Crise Diplomática: Papa Leão 14 reage a ataques de Trump e reafirma compromisso com a paz
O embate entre o Vaticano e a Casa Branca atingiu seu nível mais crítico nesta segunda-feira (13). Após ser classificado como “fraco” e “terrível para a política externa” pelo presidente dos Estados Unidos, Donald Trump, o papa Leão 14 rompeu o silêncio. Durante o voo oficial rumo à Argélia, o pontífice afirmou categoricamente: “Não tenho medo da administração Trump. Vou continuar a falar em voz alta da mensagem do Evangelho”.
A troca de ofensas marca o confronto mais explícito desde que o cardeal Robert Prevost foi eleito, tornando-se o primeiro norte-americano a liderar a Igreja Católica. O gatilho para a fúria de Trump foi o posicionamento contundente do papa contra as intervenções militares dos EUA no Irã e na Venezuela, além de apelos constantes pelo multilateralismo e diálogo diplomático.

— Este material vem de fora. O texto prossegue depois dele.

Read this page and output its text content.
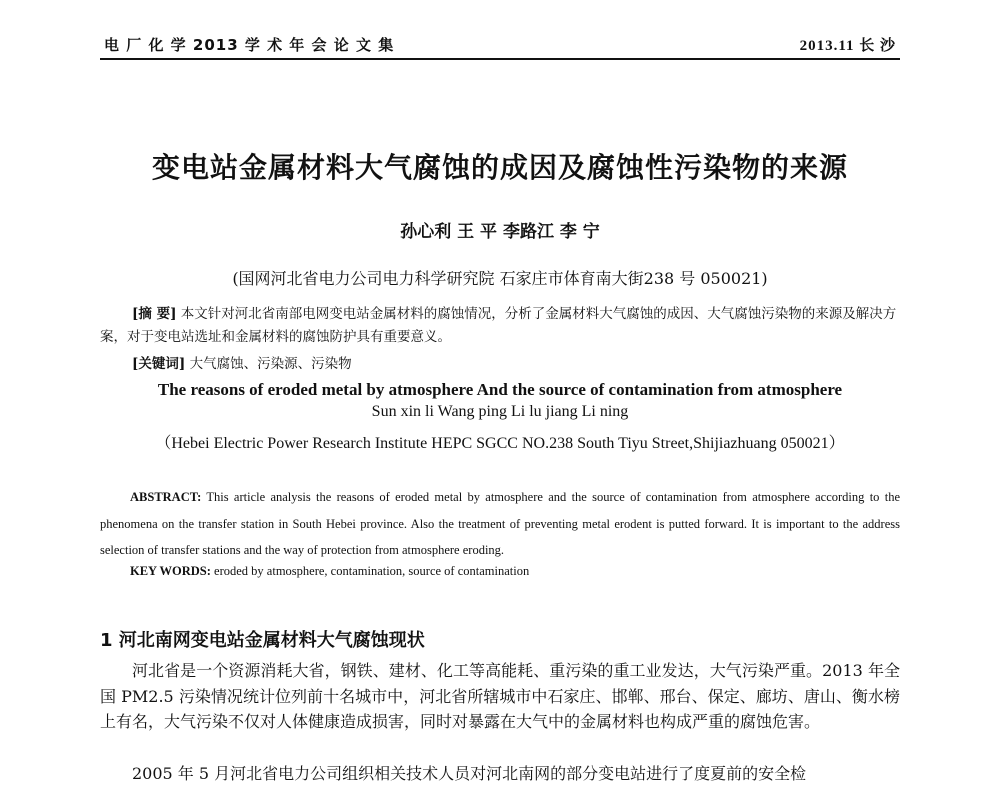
电 厂 化 学 2013 学 术 年 会 论 文 集	2013.11 长 沙
变电站金属材料大气腐蚀的成因及腐蚀性污染物的来源
孙心利 王 平 李路江 李 宁
(国网河北省电力公司电力科学研究院 石家庄市体育南大街238 号 050021)
[摘 要] 本文针对河北省南部电网变电站金属材料的腐蚀情况，分析了金属材料大气腐蚀的成因、大气腐蚀污染物的来源及解决方案，对于变电站选址和金属材料的腐蚀防护具有重要意义。
[关键词] 大气腐蚀、污染源、污染物
The reasons of eroded metal by atmosphere And the source of contamination from atmosphere
Sun xin li Wang ping Li lu jiang Li ning
（Hebei Electric Power Research Institute HEPC SGCC NO.238 South Tiyu Street,Shijiazhuang 050021）
ABSTRACT: This article analysis the reasons of eroded metal by atmosphere and the source of contamination from atmosphere according to the phenomena on the transfer station in South Hebei province. Also the treatment of preventing metal erodent is putted forward. It is important to the address selection of transfer stations and the way of protection from atmosphere eroding.
KEY WORDS: eroded by atmosphere, contamination, source of contamination
1 河北南网变电站金属材料大气腐蚀现状
河北省是一个资源消耗大省，钢铁、建材、化工等高能耗、重污染的重工业发达，大气污染严重。2013 年全国 PM2.5 污染情况统计位列前十名城市中，河北省所辖城市中石家庄、邯郸、邢台、保定、廊坊、唐山、衡水榜上有名，大气污染不仅对人体健康造成损害，同时对暴露在大气中的金属材料也构成严重的腐蚀危害。
2005 年 5 月河北省电力公司组织相关技术人员对河北南网的部分变电站进行了度夏前的安全检
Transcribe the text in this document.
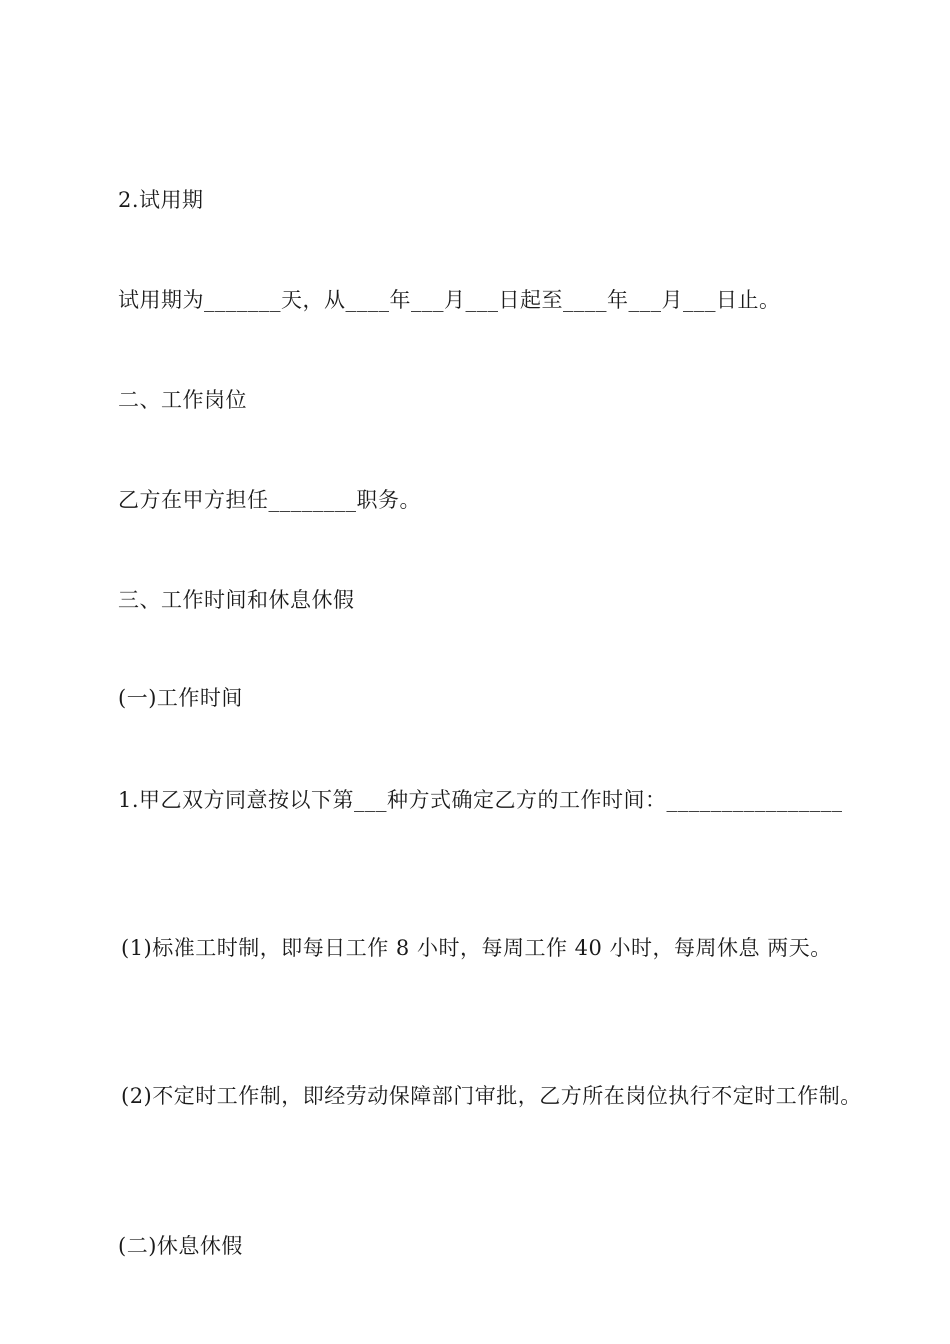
2.试用期
试用期为_______天，从____年___月___日起至____年___月___日止。
二、工作岗位
乙方在甲方担任________职务。
三、工作时间和休息休假
(一)工作时间
1.甲乙双方同意按以下第___种方式确定乙方的工作时间：________________
(1)标准工时制，即每日工作 8 小时，每周工作 40 小时，每周休息 两天。
(2)不定时工作制，即经劳动保障部门审批，乙方所在岗位执行不定时工作制。
(二)休息休假
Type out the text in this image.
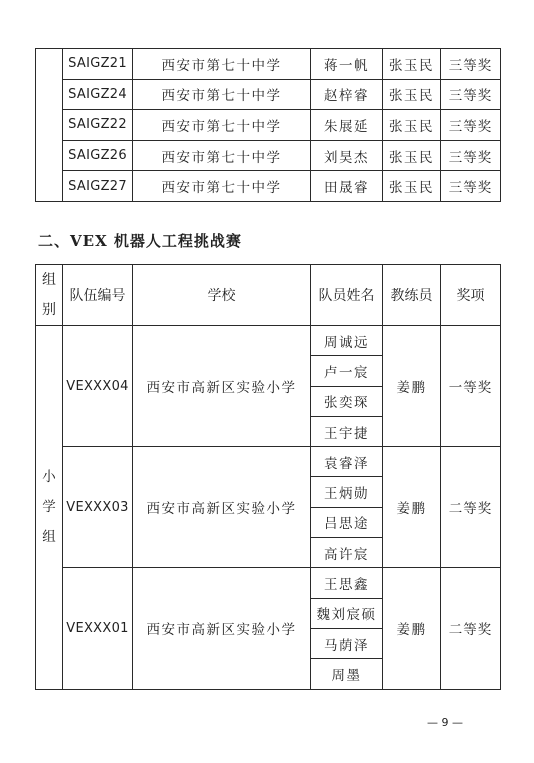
	SAIGZ21	西安市第七十中学	蒋一帆	张玉民	三等奖
	SAIGZ24	西安市第七十中学	赵梓睿	张玉民	三等奖
	SAIGZ22	西安市第七十中学	朱展延	张玉民	三等奖
	SAIGZ26	西安市第七十中学	刘昊杰	张玉民	三等奖
	SAIGZ27	西安市第七十中学	田晟睿	张玉民	三等奖
二、VEX 机器人工程挑战赛
组
别	队伍编号	学校	队员姓名	教练员	奖项

小
学
组	VEXXX04	西安市高新区实验小学	周诚远	姜鹏	一等奖
			卢一宸		
			张奕琛		
			王宇捷		
	VEXXX03	西安市高新区实验小学	袁睿泽	姜鹏	二等奖
			王炳勋		
			吕思途		
			高许宸		
	VEXXX01	西安市高新区实验小学	王思鑫	姜鹏	二等奖
			魏刘宸硕		
			马荫泽		
			周墨		
— 9 —
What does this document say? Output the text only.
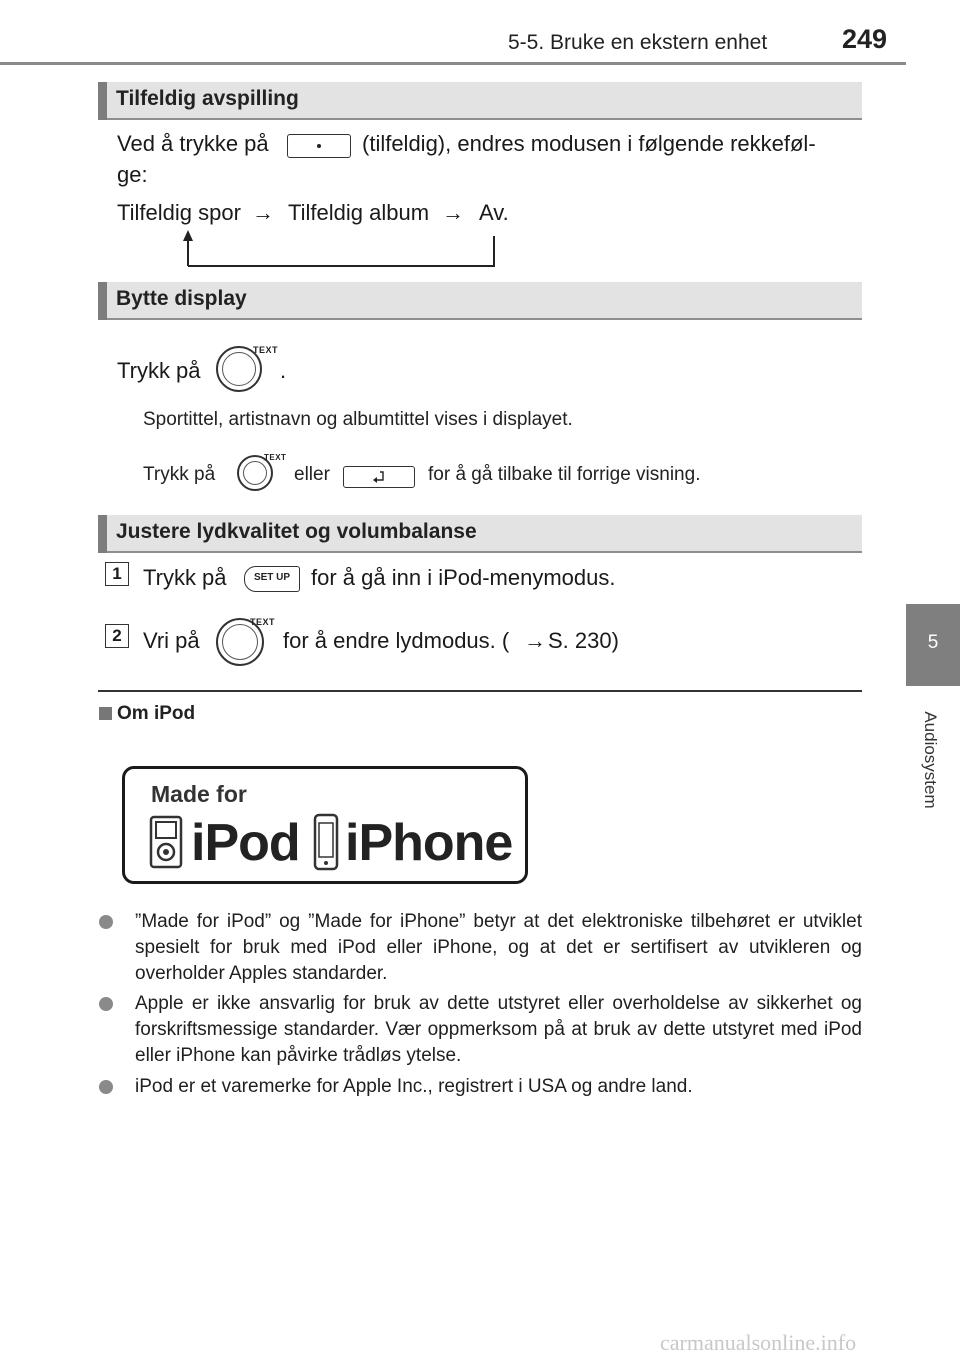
5-5. Bruke en ekstern enhet	249
5
Audiosystem
Tilfeldig avspilling
Ved å trykke på	(tilfeldig), endres modusen i følgende rekkeføl-
ge:
Tilfeldig spor → Tilfeldig album → Av.
Bytte display
Trykk på
TEXT
.
Sportittel, artistnavn og albumtittel vises i displayet.
Trykk på
TEXT
eller	for å gå tilbake til forrige visning.
Justere lydkvalitet og volumbalanse
1 Trykk på	SET UP for å gå inn i iPod-menymodus.
2 Vri på
TEXT
for å endre lydmodus. ( → S. 230)
Om iPod
Made for
iPod iPhone
”Made for iPod” og ”Made for iPhone” betyr at det elektroniske tilbehøret er utviklet spesielt for bruk med iPod eller iPhone, og at det er sertifisert av utvikleren og overholder Apples standarder.
Apple er ikke ansvarlig for bruk av dette utstyret eller overholdelse av sikkerhet og forskriftsmessige standarder. Vær oppmerksom på at bruk av dette utstyret med iPod eller iPhone kan påvirke trådløs ytelse.
iPod er et varemerke for Apple Inc., registrert i USA og andre land.
carmanualsonline.info
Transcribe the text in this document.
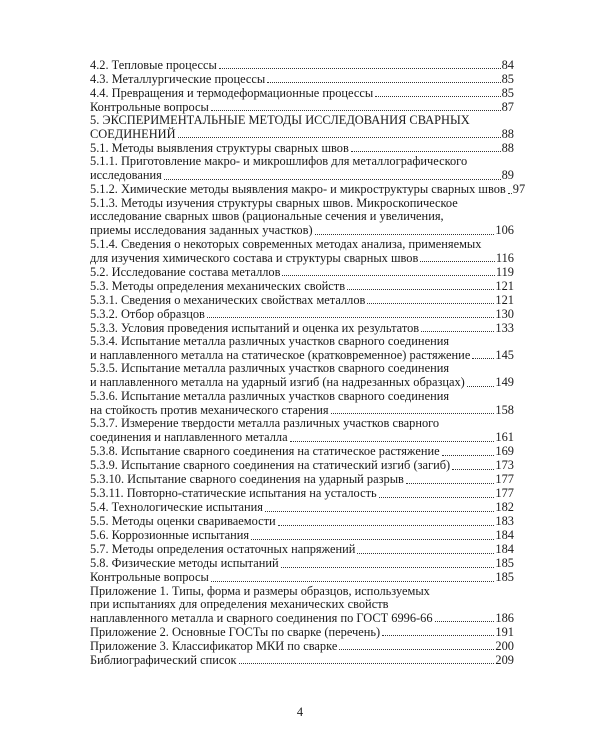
4.2. Тепловые процессы	84
4.3. Металлургические процессы	85
4.4. Превращения и термодеформационные процессы	85
Контрольные вопросы	87
5. ЭКСПЕРИМЕНТАЛЬНЫЕ МЕТОДЫ ИССЛЕДОВАНИЯ СВАРНЫХ
СОЕДИНЕНИЙ	88
5.1. Методы выявления структуры сварных швов	88
5.1.1. Приготовление макро- и микрошлифов для металлографического
исследования	89
5.1.2. Химические методы выявления макро- и микроструктуры сварных швов 97
5.1.3. Методы изучения структуры сварных швов. Микроскопическое
исследование сварных швов (рациональные сечения и увеличения,
приемы исследования заданных участков)	106
5.1.4. Сведения о некоторых современных методах анализа, применяемых
для изучения химического состава и структуры сварных швов	116
5.2. Исследование состава металлов	119
5.3. Методы определения механических свойств	121
5.3.1. Сведения о механических свойствах металлов	121
5.3.2. Отбор образцов	130
5.3.3. Условия проведения испытаний и оценка их результатов	133
5.3.4. Испытание металла различных участков сварного соединения
и наплавленного металла на статическое (кратковременное) растяжение 145
5.3.5. Испытание металла различных участков сварного соединения
и наплавленного металла на ударный изгиб (на надрезанных образцах) 149
5.3.6. Испытание металла различных участков сварного соединения
на стойкость против механического старения	158
5.3.7. Измерение твердости металла различных участков сварного
соединения и наплавленного металла	161
5.3.8. Испытание сварного соединения на статическое растяжение	169
5.3.9. Испытание сварного соединения на статический изгиб (загиб)	173
5.3.10. Испытание сварного соединения на ударный разрыв	177
5.3.11. Повторно-статические испытания на усталость	177
5.4. Технологические испытания	182
5.5. Методы оценки свариваемости	183
5.6. Коррозионные испытания	184
5.7. Методы определения остаточных напряжений	184
5.8. Физические методы испытаний	185
Контрольные вопросы	185
Приложение 1. Типы, форма и размеры образцов, используемых
при испытаниях для определения механических свойств
наплавленного металла и сварного соединения по ГОСТ 6996-66	186
Приложение 2. Основные ГОСТы по сварке (перечень)	191
Приложение 3. Классификатор МКИ по сварке	200
Библиографический список	209
4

O Ataque de Trump e o Uso de IA
Na noite de domingo (12), Trump utilizou suas redes sociais para atacar a legitimidade do pontífice, sugerindo que a Igreja o escolheu apenas para tentar “lidar” com sua presidência. O republicano declarou não aceitar um papa que se oponha às ações militares americanas.
A tensão escalou ainda mais quando o presidente publicou uma imagem gerada por inteligência artificial onde aparecia representado como uma figura messiânica (Jesus), abençoando um enfermo sob a bandeira dos EUA. A postagem foi deletada horas depois, mas o presidente reforçou que não pedirá desculpas ao líder religioso.
Repercussão Internacional e Apoio Europeu
As declarações de Trump geraram uma onda de apoio ao papa na Europa. A primeira-ministra italiana, Giorgia Meloni, classificou os ataques como “inaceitáveis”, destacando que é dever do pontífice condenar a guerra. A Conferência Episcopal Italiana também se manifestou, lembrando que o papa “não é um adversário político”.
A crise ocorre em um momento de extrema sensibilidade geopolítica, com o Vaticano denunciando pressões sofridas pelo Pentágono para se alinhar às políticas de guerra. Leão 14, por sua vez, reiterou que não entrará em debates políticos, mas que manterá sua voz ativa contra o que chamou de “ilusão de onipotência” e o uso da religião para justificar conflitos.